Underneath Sally’s sprightly, cynical narration we’re told about how she and Max worked for crime boss Parry (Gregory Cox – later in X-Men: First Class!) but came a cropper when the online information they were stealing was also stolen by someone else. Sally is betrayed by Max and ends up being driven around by a couple of hitmen (Alex Zed Fodor and the always watchable Tom Wu – Ra.One, Mutant Chronicles – who around this time was doing bit parts in episodes of Cracker and Thief Takers).

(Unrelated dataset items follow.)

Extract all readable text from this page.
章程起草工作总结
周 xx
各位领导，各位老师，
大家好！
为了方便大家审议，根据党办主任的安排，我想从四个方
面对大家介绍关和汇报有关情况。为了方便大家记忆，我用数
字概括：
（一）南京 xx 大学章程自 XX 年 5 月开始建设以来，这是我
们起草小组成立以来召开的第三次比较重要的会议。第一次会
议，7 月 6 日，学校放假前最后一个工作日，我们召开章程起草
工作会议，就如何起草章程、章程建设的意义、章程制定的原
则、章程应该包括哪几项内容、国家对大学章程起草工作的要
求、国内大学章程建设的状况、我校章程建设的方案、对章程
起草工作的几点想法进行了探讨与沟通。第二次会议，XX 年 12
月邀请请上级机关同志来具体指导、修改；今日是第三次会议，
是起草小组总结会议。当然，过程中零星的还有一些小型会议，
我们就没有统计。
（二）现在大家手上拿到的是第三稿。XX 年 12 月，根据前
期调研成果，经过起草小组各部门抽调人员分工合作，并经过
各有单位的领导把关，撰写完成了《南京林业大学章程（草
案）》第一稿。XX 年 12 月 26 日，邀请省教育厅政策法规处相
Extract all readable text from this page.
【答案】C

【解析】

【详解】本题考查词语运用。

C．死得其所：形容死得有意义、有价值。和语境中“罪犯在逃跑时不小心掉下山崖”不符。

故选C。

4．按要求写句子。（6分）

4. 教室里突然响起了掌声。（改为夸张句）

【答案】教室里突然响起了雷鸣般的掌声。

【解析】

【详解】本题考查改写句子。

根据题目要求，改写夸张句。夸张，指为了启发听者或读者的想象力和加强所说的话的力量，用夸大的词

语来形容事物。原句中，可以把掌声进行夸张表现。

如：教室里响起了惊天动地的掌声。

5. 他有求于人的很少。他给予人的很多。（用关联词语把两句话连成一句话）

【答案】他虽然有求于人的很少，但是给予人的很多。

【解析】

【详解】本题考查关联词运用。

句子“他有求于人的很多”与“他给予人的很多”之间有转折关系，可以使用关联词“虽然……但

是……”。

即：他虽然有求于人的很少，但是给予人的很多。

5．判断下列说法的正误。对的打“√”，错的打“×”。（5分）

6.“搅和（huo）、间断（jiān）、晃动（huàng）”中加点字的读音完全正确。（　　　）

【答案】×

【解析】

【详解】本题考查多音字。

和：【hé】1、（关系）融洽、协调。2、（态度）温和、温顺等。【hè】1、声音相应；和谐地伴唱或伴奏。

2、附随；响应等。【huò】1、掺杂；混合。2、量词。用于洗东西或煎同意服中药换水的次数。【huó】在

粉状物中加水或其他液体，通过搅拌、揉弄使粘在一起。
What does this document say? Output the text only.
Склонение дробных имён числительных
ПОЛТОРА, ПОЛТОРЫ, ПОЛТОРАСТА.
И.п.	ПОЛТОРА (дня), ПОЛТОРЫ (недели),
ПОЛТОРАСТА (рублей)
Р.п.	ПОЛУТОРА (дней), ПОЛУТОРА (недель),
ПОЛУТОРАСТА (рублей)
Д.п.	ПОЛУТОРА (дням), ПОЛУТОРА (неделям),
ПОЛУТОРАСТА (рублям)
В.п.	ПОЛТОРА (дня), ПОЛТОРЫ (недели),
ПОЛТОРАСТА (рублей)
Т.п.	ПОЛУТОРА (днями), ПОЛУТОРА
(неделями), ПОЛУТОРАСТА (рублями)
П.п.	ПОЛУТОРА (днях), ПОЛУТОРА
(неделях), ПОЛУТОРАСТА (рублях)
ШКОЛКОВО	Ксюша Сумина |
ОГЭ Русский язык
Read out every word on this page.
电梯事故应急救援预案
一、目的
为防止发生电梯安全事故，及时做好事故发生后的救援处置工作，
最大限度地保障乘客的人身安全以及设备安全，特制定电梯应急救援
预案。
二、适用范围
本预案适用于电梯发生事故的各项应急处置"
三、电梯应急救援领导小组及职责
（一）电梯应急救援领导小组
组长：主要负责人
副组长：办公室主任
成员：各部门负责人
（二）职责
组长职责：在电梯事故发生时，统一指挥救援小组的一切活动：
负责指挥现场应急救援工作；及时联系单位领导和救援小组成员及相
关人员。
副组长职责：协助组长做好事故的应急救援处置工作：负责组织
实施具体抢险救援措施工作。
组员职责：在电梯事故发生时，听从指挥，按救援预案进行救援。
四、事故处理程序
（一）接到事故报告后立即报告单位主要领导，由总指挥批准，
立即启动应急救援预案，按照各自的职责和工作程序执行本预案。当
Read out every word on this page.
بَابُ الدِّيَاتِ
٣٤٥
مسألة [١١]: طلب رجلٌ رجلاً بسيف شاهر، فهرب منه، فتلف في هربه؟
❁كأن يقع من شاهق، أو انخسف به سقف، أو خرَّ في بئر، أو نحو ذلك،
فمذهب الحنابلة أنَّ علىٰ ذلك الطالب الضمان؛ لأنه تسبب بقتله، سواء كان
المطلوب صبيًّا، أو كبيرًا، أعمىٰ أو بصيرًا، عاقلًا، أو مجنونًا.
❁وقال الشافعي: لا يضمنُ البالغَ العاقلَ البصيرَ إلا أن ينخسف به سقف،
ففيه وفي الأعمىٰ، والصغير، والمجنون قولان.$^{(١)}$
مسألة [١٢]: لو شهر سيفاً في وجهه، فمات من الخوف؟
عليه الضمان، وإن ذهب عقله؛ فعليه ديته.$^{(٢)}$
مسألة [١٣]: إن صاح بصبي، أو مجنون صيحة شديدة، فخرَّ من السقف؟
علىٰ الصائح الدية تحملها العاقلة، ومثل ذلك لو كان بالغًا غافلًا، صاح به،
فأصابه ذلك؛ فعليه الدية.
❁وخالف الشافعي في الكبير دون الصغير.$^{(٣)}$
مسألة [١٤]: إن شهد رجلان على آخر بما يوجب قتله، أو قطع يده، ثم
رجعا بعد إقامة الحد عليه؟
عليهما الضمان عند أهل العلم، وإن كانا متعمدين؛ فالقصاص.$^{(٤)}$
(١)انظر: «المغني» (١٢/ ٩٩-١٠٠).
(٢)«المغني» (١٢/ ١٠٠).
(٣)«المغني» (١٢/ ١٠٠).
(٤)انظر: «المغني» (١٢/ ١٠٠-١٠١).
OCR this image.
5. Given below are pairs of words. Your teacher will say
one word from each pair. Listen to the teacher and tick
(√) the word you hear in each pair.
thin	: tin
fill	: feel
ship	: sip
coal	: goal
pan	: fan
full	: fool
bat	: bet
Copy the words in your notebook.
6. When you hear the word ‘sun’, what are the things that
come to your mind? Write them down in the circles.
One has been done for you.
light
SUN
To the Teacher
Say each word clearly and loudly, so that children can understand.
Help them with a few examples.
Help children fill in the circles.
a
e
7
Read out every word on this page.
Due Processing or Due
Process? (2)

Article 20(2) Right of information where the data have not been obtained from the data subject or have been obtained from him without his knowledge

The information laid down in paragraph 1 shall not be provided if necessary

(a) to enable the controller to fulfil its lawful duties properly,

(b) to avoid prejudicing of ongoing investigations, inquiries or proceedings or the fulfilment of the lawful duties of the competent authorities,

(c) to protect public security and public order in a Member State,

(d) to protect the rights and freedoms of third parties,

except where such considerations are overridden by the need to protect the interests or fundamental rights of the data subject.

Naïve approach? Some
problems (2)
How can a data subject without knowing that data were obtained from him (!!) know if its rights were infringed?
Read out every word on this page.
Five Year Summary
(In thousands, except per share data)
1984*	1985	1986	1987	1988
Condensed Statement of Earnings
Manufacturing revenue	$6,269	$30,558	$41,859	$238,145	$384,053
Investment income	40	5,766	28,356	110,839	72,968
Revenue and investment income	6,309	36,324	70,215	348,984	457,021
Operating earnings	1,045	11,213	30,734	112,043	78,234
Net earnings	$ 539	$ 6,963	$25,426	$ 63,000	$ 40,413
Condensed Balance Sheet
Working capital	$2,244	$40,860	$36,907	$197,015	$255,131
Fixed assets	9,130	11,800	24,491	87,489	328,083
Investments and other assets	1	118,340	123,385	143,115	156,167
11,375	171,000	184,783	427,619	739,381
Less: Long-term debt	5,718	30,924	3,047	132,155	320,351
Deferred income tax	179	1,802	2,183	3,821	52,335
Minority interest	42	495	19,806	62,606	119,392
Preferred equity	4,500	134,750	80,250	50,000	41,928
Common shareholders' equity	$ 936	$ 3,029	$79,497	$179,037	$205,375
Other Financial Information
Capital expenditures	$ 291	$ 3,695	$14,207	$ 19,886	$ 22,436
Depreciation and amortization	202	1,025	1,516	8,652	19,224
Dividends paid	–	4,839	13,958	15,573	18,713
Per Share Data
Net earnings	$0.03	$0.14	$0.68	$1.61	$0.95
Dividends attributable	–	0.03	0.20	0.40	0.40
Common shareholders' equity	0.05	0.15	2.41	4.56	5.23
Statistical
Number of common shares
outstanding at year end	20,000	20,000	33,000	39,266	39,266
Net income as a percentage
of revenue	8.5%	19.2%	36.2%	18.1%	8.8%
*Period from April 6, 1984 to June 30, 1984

Interspersed with this are scenes of Sally talking with her mother (Olivia Shaw) who would very much like her daughter to settle down, dress a bit more feminine and give some idea of what she does for a living. These scenes are in colour while the main story is in black and white, plus there is a fun spoof cop show in distorted hypercolour which Sally watches on her ‘interactive TV’. Nic Osborne was the DP and some fine work indeed is on show here. The whole thing is neatly snipped together thanks to the adroit editing of Hardeep Takhar and Andrew Ward (who later worked on Wallace and Gromit!).
Sally Kerosene is a crisp, smart 30-minute short of the sort that they don’t make them like any more. Made back in the days when there was almost no way for something like this to be seen (except at festivals), this is a calling card as much as anything. But it’s also a neat little film, a half-hour story told over half an hour, reliant on its script, acting, direction, photography and design rather than flashy gimmicks. That said, Sally is a fun character in a fun world and there’s no reason she couldn’t have returned in a feature.
This was Steve Barker’s graduation film, produced at the Surrey Institute of Art and Design. It played some festivals and won a few awards, including Best Short at Houston, but its biggest exposure was on TV. Back when there were only four channels and the fourth one was actually good, there was a C4 series called Shooting Gallery which each week collected together two or three impressive short films. This slot actually ran for several years and a few episodes are available on All4 – but not the November 1995 episode ‘Images of Femininity’ which included Sally Kerosene.
It’s clear from comments that lie scattered on various forums and blogs that Steve Barker’s film made a strong impression on those who saw it (and understandably so). For example, I found a 2009 blog post by Chris Regan, director of Jenny Ringo and the Monkey’s Paw, in which he describes Sally Kerosene as, in his opinion, “the greatest short film ever made…Essentially, it's a British cyberpunk thriller that manages to be huge in scale and scope whilst never over-reaching it's meagre budget. And the title character is super cool.”
Sally Kerosene was Steve Barker’s entry into the film industry, helping him to get his foot in some doors and establish a name for himself. After a number of writing gigs including crime thriller Plato’s Breaking Point and true-life crime caper The Great Dome Robbery, Steve made his mark with 2008’s Outpost and its 2012 sequel (for the third film he handed the directorial reins to Sally/Outpost producer Kieran Parker). More recently he shot second unit for Paul Hyett on Howl and now his latest feature The Rezort (aka Generation Z) is lined up to screen at Frightfest next week (it has already played Edinburgh and had a limited theatrical release in Spain).
For some reason, Sally Kerosene has never appeared online. In fact there's almost no record of it outside of a BFI page. It's not on the IMDB and there isn't a single image anywhere on the net (apart from the VHS sleeve I've just scanned). I know a lot of people would like to see it so maybe once Steve has finished promoting The Rezort he could dig out a copy. Until then, my VHS tape and a few off-air copies held by Chris Regan and others are the only evidence of this corking sci-fi romp.